TORONTO (Reuters) - Andrew Scheer, the head of Canada’s opposition Conservatives, on Friday dropped one of his candidates for the Oct. 21 election and faced repeated questions about why he had not revealed that he has dual U.S. citizenship.
Polls show the Conservatives have a chance to beat the ruling Liberals, but his campaign has been on the defensive since Thursday when a newspaper revealed that he is also a U.S. citizen. After the Globe and Mail newspaper broke the news on Thursday, Scheer said he was giving up his American citizenship.
“It’s not a big deal to have dual citizenship here in Canada,” he told reporters, who asked him whether he had ever filed taxes in the United States or registered for the U.S. military draft at 18.
Scheer instead took aim at Prime Minister Justin Trudeau, who is trying to recover from images showing him dressed in blackface, and accused him of breaking promises to eliminate the budget deficit and make life more affordable.
“When Canadians are looking at what he is offering this election, they know they cannot trust him,” Scheer said.

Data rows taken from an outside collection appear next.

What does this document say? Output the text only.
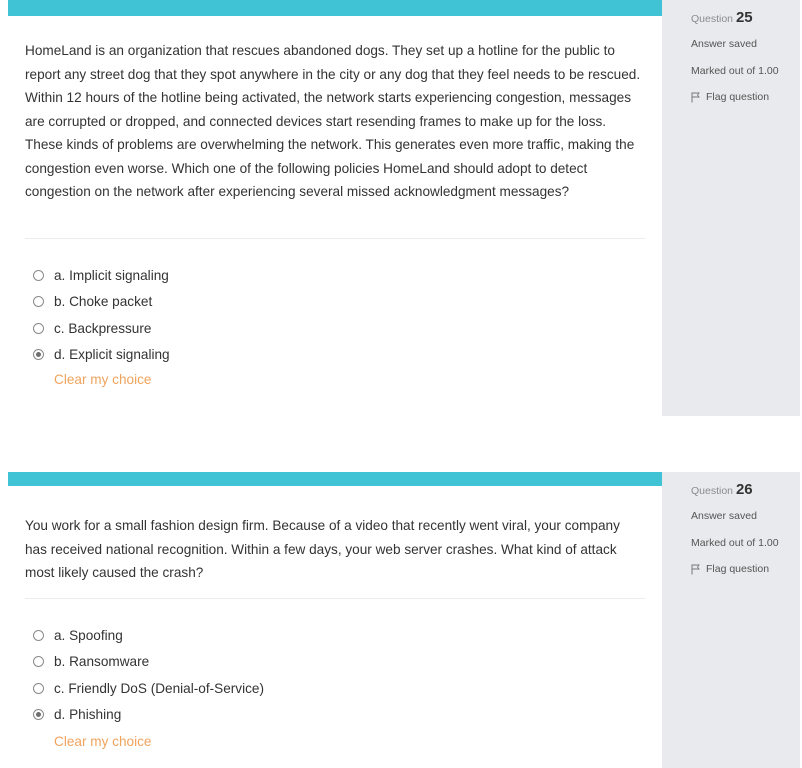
HomeLand is an organization that rescues abandoned dogs. They set up a hotline for the public to report any street dog that they spot anywhere in the city or any dog that they feel needs to be rescued. Within 12 hours of the hotline being activated, the network starts experiencing congestion, messages are corrupted or dropped, and connected devices start resending frames to make up for the loss. These kinds of problems are overwhelming the network. This generates even more traffic, making the congestion even worse. Which one of the following policies HomeLand should adopt to detect congestion on the network after experiencing several missed acknowledgment messages?
a. Implicit signaling
b. Choke packet
c. Backpressure
d. Explicit signaling
Clear my choice
Question 25
Answer saved
Marked out of 1.00
Flag question
You work for a small fashion design firm. Because of a video that recently went viral, your company has received national recognition. Within a few days, your web server crashes. What kind of attack most likely caused the crash?
a. Spoofing
b. Ransomware
c. Friendly DoS (Denial-of-Service)
d. Phishing
Clear my choice
Question 26
Answer saved
Marked out of 1.00
Flag question
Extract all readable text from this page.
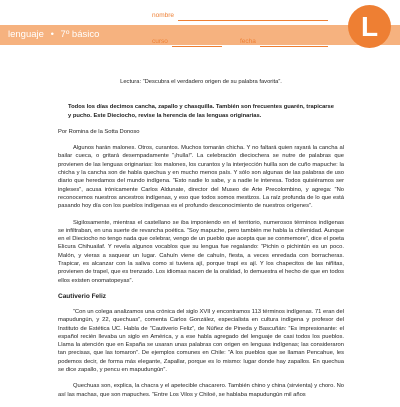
lenguaje • 7º básico
nombre
curso	fecha	L

Lectura: “Descubra el verdadero origen de su palabra favorita”.

Todos los días decimos cancha, zapallo y chasquilla. También son frecuentes guarén, trapicarse y pucho. Este Dieciocho, revise la herencia de las lenguas originarias.

Por Romina de la Sotta Donoso

Algunos harán malones. Otros, curantos. Muchos tomarán chicha. Y no faltará quien rayará la cancha al bailar cueca, o gritará desempadamente “¡hulla!”. La celebración dieciochera se nutre de palabras que provienen de las lenguas originarias: los malones, los curantos y la interjección huilla son de cuño mapuche: la chicha y la cancha son de habla quechua y en mucho menos país. Y sólo son algunas de las palabras de uso diario que heredamos del mundo indígena. “Esto nadie lo sabe, y a nadie le interesa. Todos quisiéramos ser ingleses”, acusa irónicamente Carlos Aldunate, director del Museo de Arte Precolombino, y agrega: “No reconocemos nuestros ancestros indígenas, y eso que todos somos mestizos. La raíz profunda de lo que está pasando hoy día con los pueblos indígenas es el profundo desconocimiento de nuestros orígenes”.

Sigilosamente, mientras el castellano se iba imponiendo en el territorio, numerosos términos indígenas se infiltraban, en una suerte de revancha poética. “Soy mapuche, pero también me habla la chilenidad. Aunque en el Dieciocho no tengo nada que celebrar, vengo de un pueblo que acepta que se conmemore”, dice el poeta Elicura Chihuailaf. Y revela algunos vocablos que su lengua fue regalando: “Pichin o pichintún es un poco. Malón, y vieras a saquear un lugar. Cahuín viene de cahuín, fiesta, a veces enredada con borracheras. Trapicar, es alcanzar con la saliva como si tuviera ají, porque trapi es ají. Y los chapecitos de las niñitas, provienen de trapel, que es trenzado. Los idiomas nacen de la oralidad, lo demuestra el hecho de que en todos ellos existen onomatopeyas”.

Cautiverio Feliz

“Con un colega analizamos una crónica del siglo XVII y encontramos 113 términos indígenas. 71 eran del mapudungún, y 22, quechuas”, comenta Carlos González, especialista en cultura indígena y profesor del Instituto de Estética UC. Habla de “Cautiverio Feliz”, de Núñez de Pineda y Bascuñán: “Es impresionante: el español recién llevaba un siglo en América, y a ese habla agregado del lenguaje de casi todos los pueblos. Llama la atención que en España se usaran unas palabras con origen en lenguas indígenas; las consideraron tan precisas, que las tomaron”. De ejemplos comunes en Chile: “A los pueblos que se llaman Pencahue, les podemos decir, de forma más elegante, Zapallar, porque es lo mismo: lugar donde hay zapallos. En quechua se dice zapallo, y pencu en mapudungún”.

Quechuas son, explica, la chacra y el apetecible chacarero. También chino y china (sirvienta) y choro. No así las machas, que son mapuches. “Entre Los Vilos y Chiloé, se hablaba mapudungún mil años
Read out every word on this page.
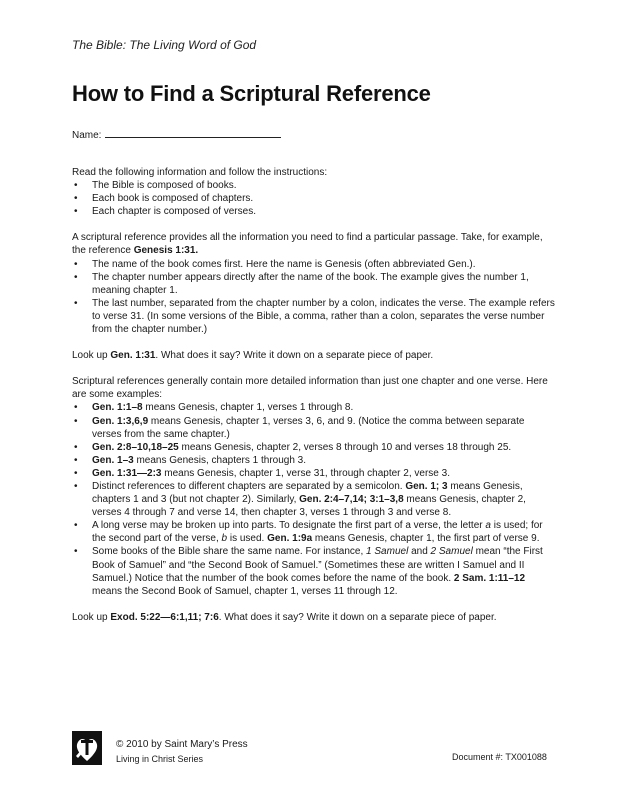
The Bible: The Living Word of God
How to Find a Scriptural Reference
Name:

Read the following information and follow the instructions:

• The Bible is composed of books.
• Each book is composed of chapters.
• Each chapter is composed of verses.

A scriptural reference provides all the information you need to find a particular passage. Take, for example, the reference Genesis 1:31.

• The name of the book comes first. Here the name is Genesis (often abbreviated Gen.).
• The chapter number appears directly after the name of the book. The example gives the number 1, meaning chapter 1.
• The last number, separated from the chapter number by a colon, indicates the verse. The example refers to verse 31. (In some versions of the Bible, a comma, rather than a colon, separates the verse number from the chapter number.)

Look up Gen. 1:31. What does it say? Write it down on a separate piece of paper.

Scriptural references generally contain more detailed information than just one chapter and one verse. Here are some examples:

• Gen. 1:1–8 means Genesis, chapter 1, verses 1 through 8.
• Gen. 1:3,6,9 means Genesis, chapter 1, verses 3, 6, and 9. (Notice the comma between separate verses from the same chapter.)
• Gen. 2:8–10,18–25 means Genesis, chapter 2, verses 8 through 10 and verses 18 through 25.
• Gen. 1–3 means Genesis, chapters 1 through 3.
• Gen. 1:31—2:3 means Genesis, chapter 1, verse 31, through chapter 2, verse 3.
• Distinct references to different chapters are separated by a semicolon. Gen. 1; 3 means Genesis, chapters 1 and 3 (but not chapter 2). Similarly, Gen. 2:4–7,14; 3:1–3,8 means Genesis, chapter 2, verses 4 through 7 and verse 14, then chapter 3, verses 1 through 3 and verse 8.
• A long verse may be broken up into parts. To designate the first part of a verse, the letter a is used; for the second part of the verse, b is used. Gen. 1:9a means Genesis, chapter 1, the first part of verse 9.
• Some books of the Bible share the same name. For instance, 1 Samuel and 2 Samuel mean “the First Book of Samuel” and “the Second Book of Samuel.” (Sometimes these are written I Samuel and II Samuel.) Notice that the number of the book comes before the name of the book. 2 Sam. 1:11–12 means the Second Book of Samuel, chapter 1, verses 11 through 12.

Look up Exod. 5:22—6:1,11; 7:6. What does it say? Write it down on a separate piece of paper.

© 2010 by Saint Mary’s Press
Living in Christ Series	Document #: TX001088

Trudeau told reporters in Quebec City that Scheer needed to be honest with Canadians about his dual citizenship and noted that he had apologized repeatedly for the blackface incidents.
“Mr. Scheer continues to not take responsibility for his choices of the past, his actions of the past, his mistakes of the past,” Trudeau said.
In a further setback for Scheer, the Conservative Party announced it had dropped one of its candidates in British Columbia, Heather Leung, for making offensive comments about gays, including that they “recruit” children.
“Heather Leung is no longer representing the Conservative Party of Canada in the riding of Burnaby North-Seymour,” the party said in a statement. “There is no tolerance in the Conservative Party for those types of offensive comments.”
Her name will still be on the ballot because the deadline has passed to nominate or remove candidates, but she will not receive Conservative support, and should she win, she will not sit with the party caucus in parliament.
Separately on Friday, the federal government said it would appeal a human rights ruling last month that ordered Ottawa to compensate aboriginal children who had been removed from their homes and put into welfare.
Trudeau told reporters that while he agrees with the idea of compensation, the government needed time to consult with its partners. Such talks could not take place during an election campaign, he added.